Other metabolism proteins were identified including a putative NAD-malate dehydrogenase (spot 3MA 42). Dooki [47] reported, through a proteomic approach, that the enzyme malate dehydrogenase was highly abundant in rice panicle subjected to abiotic stress. The up-regulation of this enzyme has also been observed under saline, water and cold stresses [48, 49]. The plastidic enzyme cysteine synthase (spot 3MA 30) was also identified and has been reported to be induced under cold stress in rice [50]. Cysteine synthase is related to sulfur metabolism and is intimately linked to the production of glutathione, a metabolite known to be involved in resistance to biotic and abiotic stresses [50]. Another protein involved in stress resistance identified was superoxide dismutase (spot 3MA 89).
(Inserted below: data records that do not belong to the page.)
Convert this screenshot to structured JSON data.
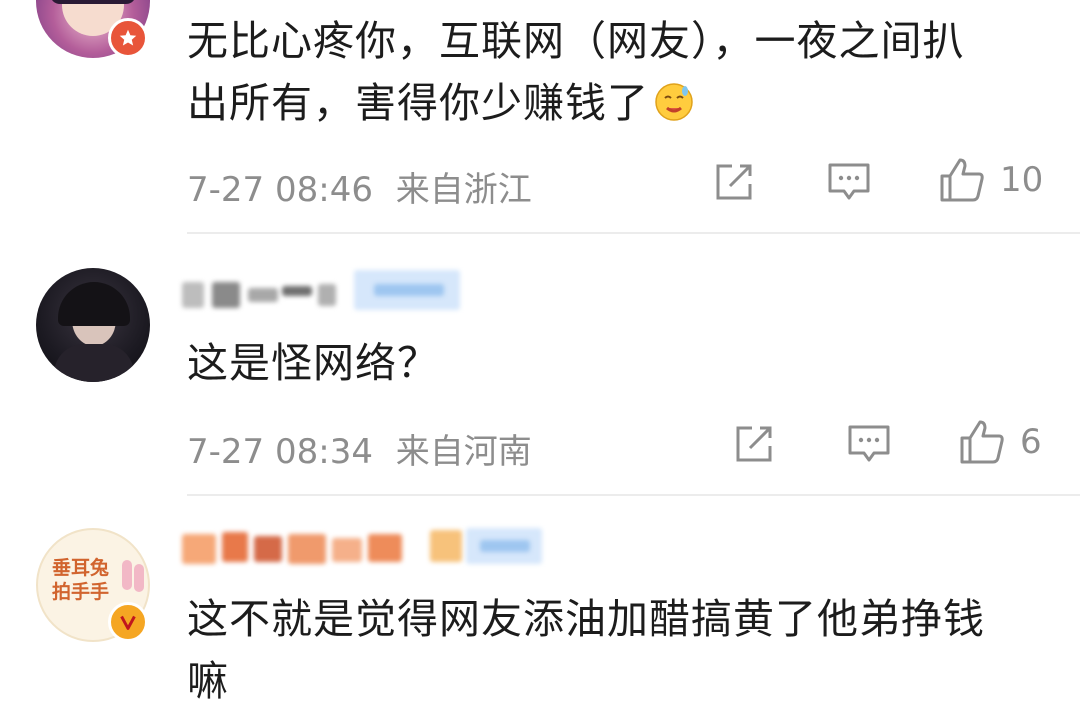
{
  "comments": [
    {
      "text_line1": "无比心疼你，互联网（网友），一夜之间扒",
      "text_line2": "出所有，害得你少赚钱了",
      "emoji": "sweating-face-emoji",
      "time": "7-27 08:46",
      "location": "来自浙江",
      "likes": "10",
      "avatar_badge": "star-badge-icon"
    },
    {
      "text_line1": "这是怪网络？",
      "time": "7-27 08:34",
      "location": "来自河南",
      "likes": "6"
    },
    {
      "text_line1": "这不就是觉得网友添油加醋搞黄了他弟挣钱",
      "text_line2": "嘛",
      "avatar_badge": "verified-v-icon",
      "avatar_text": "垂耳兔\n拍手手"
    }
  ],
  "colors": {
    "meta_gray": "#8d8d8d",
    "verified_orange": "#f5a623",
    "star_badge_red": "#e8553a"
  }
}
Antioxidant enzymes have been reported as part of an essential response of tolerant plants to water deficit [29, 31, 32].

4 Concluding Remarks

The comparison between the protein maps obtained from well-watered versus drought stressed upland rice plants allowed the identification of several differently accumulated proteins. These results contribute to a better understanding of the response of the tolerant genotype to water deficit. Proteins related to photosynthetic metabolism were abundantly expressed and some of them showed reduced levels upon water deficit. The results obtained suggest that the tolerant upland rice up-regulates anti-oxidant and energy production related proteins in order to cope with water deficit. Moreover, the capacity of maintaining protein expression mostly unaltered during water stress may also play a role in drought tolerance, especially proteins involved in photosynthesis. This study shows the capacity of proteomic studies for the identification of proteins potentially involved in plant tolerance to drought stress, a highly complex metabolic process. The understanding of this process is somewhat still limited, especially for upland varieties, which are naturally more tolerant to water deficit. Therefore, the identification of protein and genes of agronomic interest, allied to genetic improvement programs has been considered an important strategy for the development of varieties more adapted to water restriction conditions. Proteomics is currently considered an extremely valuable approach to reach this goal and can significantly contribute to rice breeding programs.